It should be remembered that classical music fans in Los Angeles have been shown to have rather conservative tastes. Several years ago, classical radio station KUSC-FM tried to program more “adventurous” music alongside standard classical fare and the result was that 30% of its subscribers failed to renew and the general manager wound up resigning.

Meanwhile, last week The Times reported record-breaking attendance figures for the Los Angeles Opera, which shares the Dorothy Chandler Pavilion with the Philharmonic. They did not accomplish this by programming a bunch of obscure, dissonant operas. They did it by programming the most beloved operas in the repertory--

“Carmen,” “Madama Butterfly” and “La Traviata,” among others. If the management of the Philharmonic were smart, it would try to emulate the success of L.A. Opera. Unlike the Philharmonic, L.A. Opera has attracted a younger audience and an audience without a music education background. And it did this despite the fact it charges about double what the Philharmonic charges for tickets!

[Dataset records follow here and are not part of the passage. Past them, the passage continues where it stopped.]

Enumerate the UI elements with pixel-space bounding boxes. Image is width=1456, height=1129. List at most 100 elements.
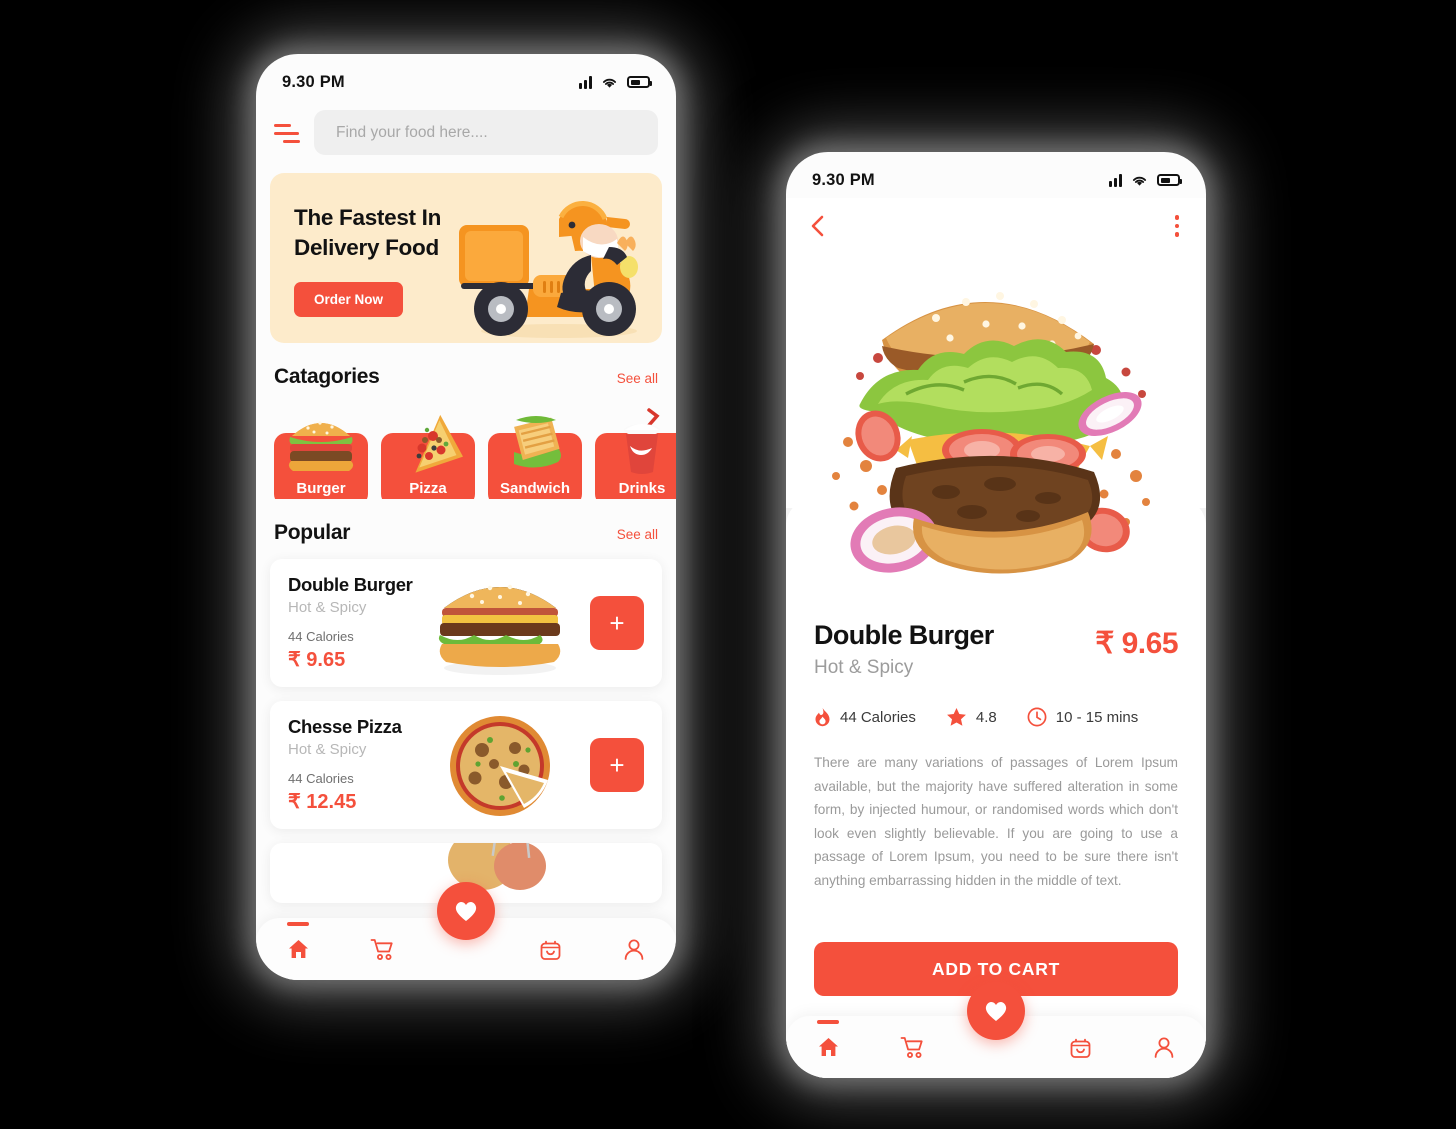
search-placeholder: Find your food here.... [336, 123, 488, 141]
calories-value: 44 Calories [840, 708, 916, 726]
order-now-button[interactable]: Order Now [294, 281, 404, 317]
rating-value: 4.8 [975, 708, 997, 726]
home-icon [288, 940, 308, 958]
shopping-bag-icon [540, 940, 560, 960]
person-icon [624, 939, 644, 960]
categories-title: Catagories [274, 365, 380, 388]
popular-section-header: Popular See all [256, 499, 676, 545]
food-subtitle: Hot & Spicy [288, 741, 367, 758]
nav-item-cart[interactable] [889, 1026, 935, 1068]
status-bar: 9.30 PM [256, 54, 676, 100]
nav-item-home[interactable] [805, 1026, 851, 1068]
shopping-cart-icon [370, 938, 393, 960]
meta-time: 10 - 15 mins [1027, 707, 1139, 727]
promo-banner-text: The Fastest In Delivery Food Order Now [294, 203, 441, 317]
promo-line-1: The Fastest In [294, 205, 442, 230]
heart-icon [985, 1001, 1007, 1021]
category-label: Drinks [618, 480, 666, 497]
category-card-drinks[interactable]: Drinks [595, 408, 676, 499]
back-chevron-icon[interactable] [810, 215, 824, 237]
delivery-scooter-illustration [459, 201, 638, 338]
battery-icon [627, 76, 652, 88]
status-icons [579, 75, 652, 89]
hero-area [786, 198, 1206, 508]
search-row: Find your food here.... [256, 100, 676, 155]
home-content: Find your food here.... The Fastest In D… [256, 100, 676, 980]
double-burger-photo [438, 584, 561, 675]
nav-item-profile[interactable] [1141, 1026, 1187, 1068]
food-card-info: Double Burger Hot & Spicy 44 Calories ₹ … [270, 574, 422, 672]
product-title-group: Double Burger Hot & Spicy [814, 620, 994, 679]
heart-icon [455, 901, 477, 921]
nav-item-cart[interactable] [359, 928, 405, 970]
shopping-cart-icon [900, 1036, 923, 1058]
food-card[interactable]: Double Burger Hot & Spicy 44 Calories ₹ … [270, 559, 662, 687]
hamburger-menu-icon[interactable] [274, 122, 300, 144]
category-label: Sandwich [499, 480, 570, 497]
categories-section-header: Catagories See all [256, 343, 676, 389]
detail-content: Double Burger Hot & Spicy ₹ 9.65 44 Calo… [786, 198, 1206, 1078]
status-time: 9.30 PM [282, 72, 345, 91]
category-card-pizza[interactable]: Pizza [381, 414, 475, 499]
detail-top-bar [786, 198, 1206, 240]
product-price: ₹ 9.65 [1095, 627, 1178, 660]
burger-illustration [288, 421, 354, 471]
flame-icon [815, 708, 830, 727]
product-subtitle: Hot & Spicy [814, 657, 914, 678]
signal-bars-icon [1109, 173, 1122, 187]
food-calories: 44 Calories [288, 629, 354, 644]
battery-icon [1157, 174, 1182, 186]
person-icon [1154, 1037, 1174, 1058]
product-meta-row: 44 Calories 4.8 10 - 15 mins [814, 707, 1178, 727]
nav-item-bag[interactable] [527, 928, 573, 970]
soda-cup-illustration [624, 408, 660, 474]
star-icon [946, 708, 966, 726]
more-vertical-icon[interactable] [1172, 212, 1183, 240]
add-to-cart-button[interactable]: + [590, 738, 644, 792]
time-value: 10 - 15 mins [1055, 708, 1139, 726]
product-header: Double Burger Hot & Spicy ₹ 9.65 [814, 620, 1178, 679]
status-icons [1109, 173, 1182, 187]
promo-line-2: Delivery Food [294, 235, 439, 261]
meta-calories: 44 Calories [814, 707, 916, 727]
meta-rating: 4.8 [946, 707, 997, 727]
category-card-sandwich[interactable]: Sandwich [488, 416, 582, 499]
wifi-icon [1132, 176, 1147, 186]
food-calories: 44 Calories [288, 771, 354, 786]
add-to-cart-button[interactable]: + [590, 596, 644, 650]
signal-bars-icon [579, 75, 592, 89]
popular-see-all-link[interactable]: See all [617, 527, 658, 542]
food-card[interactable]: Chesse Pizza Hot & Spicy 44 Calories ₹ 1… [270, 701, 662, 829]
status-bar: 9.30 PM [786, 152, 1206, 198]
sandwich-illustration [514, 416, 561, 468]
food-price: ₹ 9.65 [288, 649, 346, 671]
favorite-fab-button[interactable] [437, 882, 495, 940]
popular-title: Popular [274, 521, 351, 544]
product-name: Double Burger [814, 620, 994, 650]
nav-item-profile[interactable] [611, 928, 657, 970]
food-subtitle: Hot & Spicy [288, 599, 367, 616]
status-time: 9.30 PM [812, 170, 875, 189]
food-card-info: Chesse Pizza Hot & Spicy 44 Calories ₹ 1… [270, 716, 422, 814]
nav-item-home[interactable] [275, 928, 321, 970]
category-label: Burger [296, 480, 346, 497]
shopping-bag-icon [1070, 1038, 1090, 1058]
food-name: Double Burger [288, 574, 413, 595]
phone-detail-screen: 9.30 PM Double Burger Hot & Spicy ₹ 9.65… [786, 152, 1206, 1078]
home-icon [818, 1038, 838, 1056]
category-card-burger[interactable]: Burger [274, 421, 368, 499]
search-input[interactable]: Find your food here.... [314, 110, 658, 155]
nav-item-bag[interactable] [1057, 1026, 1103, 1068]
favorite-fab-button[interactable] [967, 982, 1025, 1040]
pizza-slice-illustration [415, 414, 464, 473]
categories-scroller[interactable]: Burger Pizza Sandwich Drinks [256, 389, 676, 499]
product-description: There are many variations of passages of… [814, 755, 1178, 888]
food-price: ₹ 12.45 [288, 791, 357, 813]
clock-icon [1027, 707, 1047, 727]
cheese-pizza-photo [450, 716, 550, 816]
category-label: Pizza [409, 480, 447, 497]
food-name: Chesse Pizza [288, 716, 402, 737]
categories-see-all-link[interactable]: See all [617, 371, 658, 386]
wifi-icon [602, 78, 617, 88]
promo-banner[interactable]: The Fastest In Delivery Food Order Now [270, 173, 662, 343]
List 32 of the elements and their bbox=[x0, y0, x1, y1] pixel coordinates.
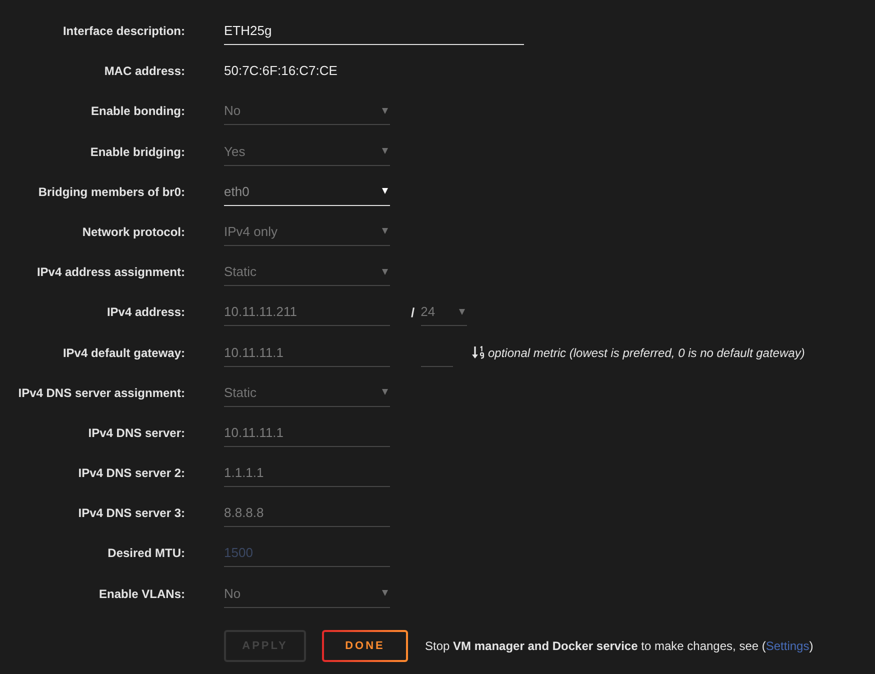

Swed states that Salonen “doesn’t need us as much as we need him,” but in truth the Philharmonic needs its audience more than it needs a music director. And while Salonen is a charismatic figure on the podium, and a first-rate interpreter of Stravinsky, Sibelius, Debussy, Mahler’s Third and Fourth symphonies and numerous obscure, atonal and dissonant works, he is a lousy conductor of Mozart, Beethoven, Brahms, Mendelssohn and Tchaikovsky. My advice to the Philharmonic board of directors is to put aside the selfish “interests and needs” of its music director and concentrate its efforts on meeting the interests and needs of its longtime subscribers and introducing a new generation of people to the joy of classical music.